First and foremost, remind yourself that you are recovering. Be gentle with yourself. Yes, you want to get on with your life, but your body needs time. Be cautious of movements that pull at the wound area. Sometimes something as simple as pulling open the cutlery drawer requires more abdominal muscle use than you remember. If this is where your stitches are, you might want to let someone else get the utensils out for a meal (or keep them on the counter for easy access so you can do it yourself).

Wash Your Hands Before Touching

Preventing infection is one of the major components of recovering from surgery. To do this, one of the most important steps you can take is to wash your hands before you touch the incision. If you’re changing bandages or gently wiping the area as per your doctors’ instructions, make sure your hands are clean first.

Keep An Eye On Your Incision

The human eye is fantastic at noticing minute changes. This being said, to do this, you’ve got to look at your incision regularly. Take note of any changes in swelling or color (maybe even keep a healing journal). Are the stitches or staples, or bandages intact? Is there anything draining from the wound? What color is it? If you watch for the signs of infection, you’ll be able to act quickly and prevent the infection from spreading. Again, preventing infection is a huge part of the healing process.

Eat Well

It’s no secret that most of us don’t eat as well as we should. When you’re healing, it is of the utmost importance that you’re getting the minerals, nutrients, and calories you need. Even if you can’t feel the progress, your body is working double-time to recover and needs support from you.
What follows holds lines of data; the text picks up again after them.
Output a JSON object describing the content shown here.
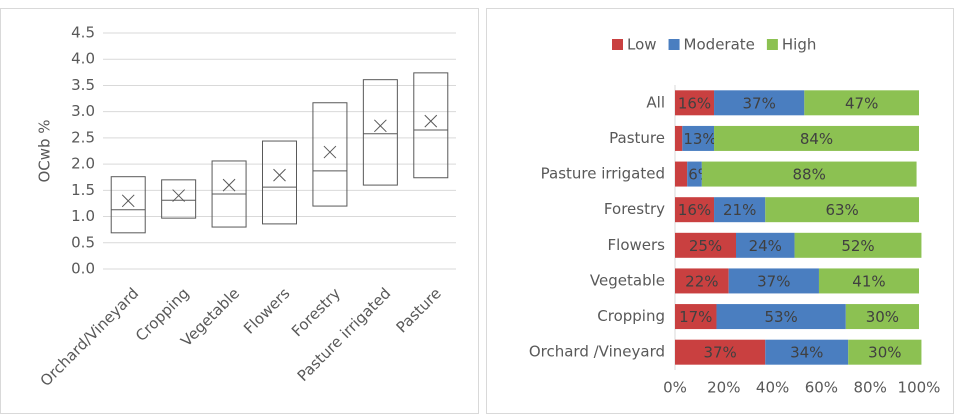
{
  "chart_data": [
    {
      "type": "box",
      "y_label": "OCwb %",
      "categories": [
        "Orchard/Vineyard",
        "Cropping",
        "Vegetable",
        "Flowers",
        "Forestry",
        "Pasture irrigated",
        "Pasture"
      ],
      "min": [
        0.69,
        0.97,
        0.8,
        0.86,
        1.2,
        1.6,
        1.74
      ],
      "max": [
        1.76,
        1.7,
        2.06,
        2.44,
        3.17,
        3.61,
        3.74
      ],
      "median": [
        1.13,
        1.31,
        1.43,
        1.56,
        1.87,
        2.58,
        2.65
      ],
      "mean": [
        1.3,
        1.4,
        1.6,
        1.79,
        2.23,
        2.73,
        2.82
      ],
      "ylim": [
        0,
        4.5
      ],
      "yticks": [
        {
          "value": 0,
          "label": "0.0"
        },
        0.5,
        {
          "value": 1,
          "label": "1.0"
        },
        1.5,
        {
          "value": 2,
          "label": "2.0"
        },
        2.5,
        {
          "value": 3,
          "label": "3.0"
        },
        3.5,
        {
          "value": 4,
          "label": "4.0"
        },
        4.5
      ],
      "grid": true,
      "color": "#595959"
    },
    {
      "type": "stacked_barh",
      "categories": [
        "All",
        "Pasture",
        "Pasture irrigated",
        "Forestry",
        "Flowers",
        "Vegetable",
        "Cropping",
        "Orchard /Vineyard"
      ],
      "series": [
        {
          "name": "Low",
          "color": "#c94040",
          "values": [
            16,
            3,
            5,
            16,
            25,
            22,
            17,
            37
          ],
          "value_labels": [
            "16%",
            null,
            null,
            "16%",
            "25%",
            "22%",
            "17%",
            "37%"
          ]
        },
        {
          "name": "Moderate",
          "color": "#4a7ec0",
          "values": [
            37,
            13,
            6,
            21,
            24,
            37,
            53,
            34
          ],
          "value_labels": [
            "37%",
            "13%",
            "6%",
            "21%",
            "24%",
            "37%",
            "53%",
            "34%"
          ]
        },
        {
          "name": "High",
          "color": "#8cc152",
          "values": [
            47,
            84,
            88,
            63,
            52,
            41,
            30,
            30
          ],
          "value_labels": [
            "47%",
            "84%",
            "88%",
            "63%",
            "52%",
            "41%",
            "30%",
            "30%"
          ]
        }
      ],
      "xlim": [
        0,
        100
      ],
      "xticks": [
        {
          "value": 0,
          "label": "0%"
        },
        {
          "value": 20,
          "label": "20%"
        },
        {
          "value": 40,
          "label": "40%"
        },
        {
          "value": 60,
          "label": "60%"
        },
        {
          "value": 80,
          "label": "80%"
        },
        {
          "value": 100,
          "label": "100%"
        }
      ],
      "legend": "top"
    }
  ]
}
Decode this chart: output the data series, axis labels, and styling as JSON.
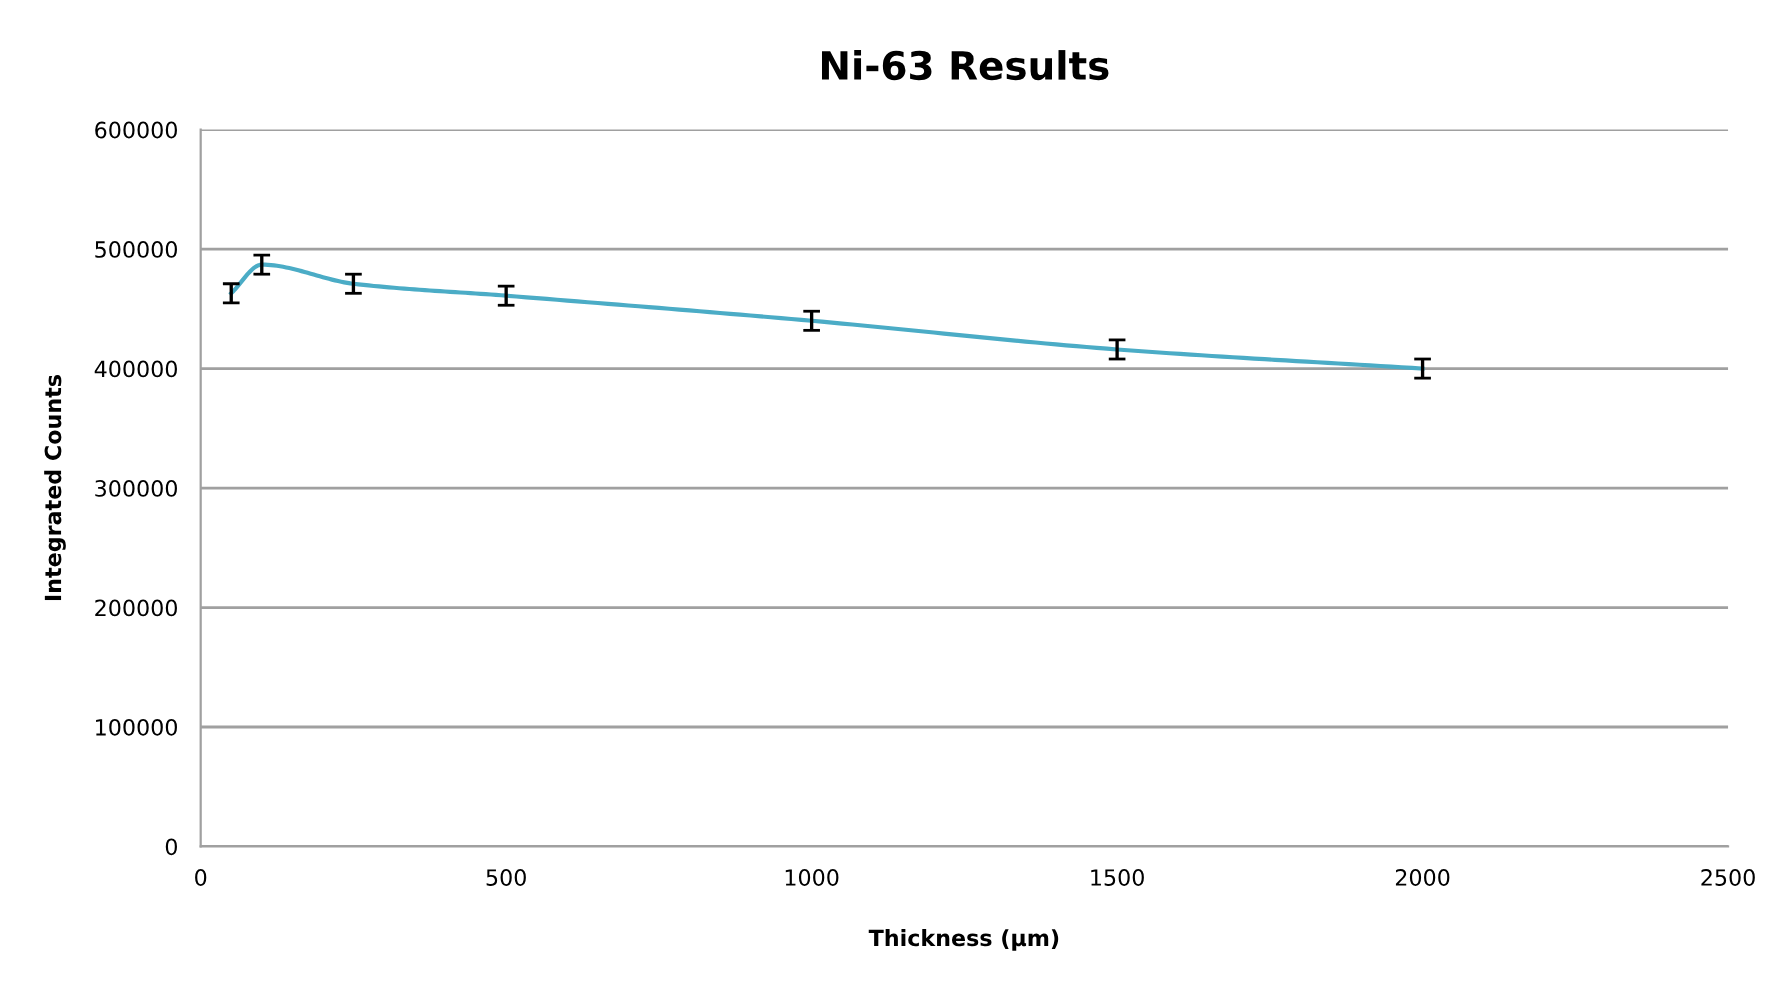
{
  "chart_data": {
    "type": "line",
    "title": "Ni-63 Results",
    "xlabel": "Thickness (µm)",
    "ylabel": "Integrated Counts",
    "x": [
      50,
      100,
      250,
      500,
      1000,
      1500,
      2000
    ],
    "series": [
      {
        "color": "#4bacc6",
        "values": [
          463000,
          487000,
          471000,
          461000,
          440000,
          416000,
          400000
        ],
        "errors": [
          8000,
          8000,
          8000,
          8000,
          8000,
          8000,
          8000
        ]
      }
    ],
    "xlim": [
      0,
      2500
    ],
    "xticks": [
      0,
      500,
      1000,
      1500,
      2000,
      2500
    ],
    "ylim": [
      0,
      600000
    ],
    "yticks": [
      0,
      100000,
      200000,
      300000,
      400000,
      500000,
      600000
    ],
    "grid": "y",
    "marker": "none",
    "line_style": "solid"
  }
}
As a jumping-off point, you’re going to want to lean towards an anti-inflammatory diet (this will also reduce pain and be great for your overall health). Consider finding some bone broth as well because the bone stock has massive amounts of collagen in it, which your body will use to heal.

The above steps should help you along the healing process. Always listen to your body. If something feels wrong or off, don’t ignore it. Speak to your doctor immediately.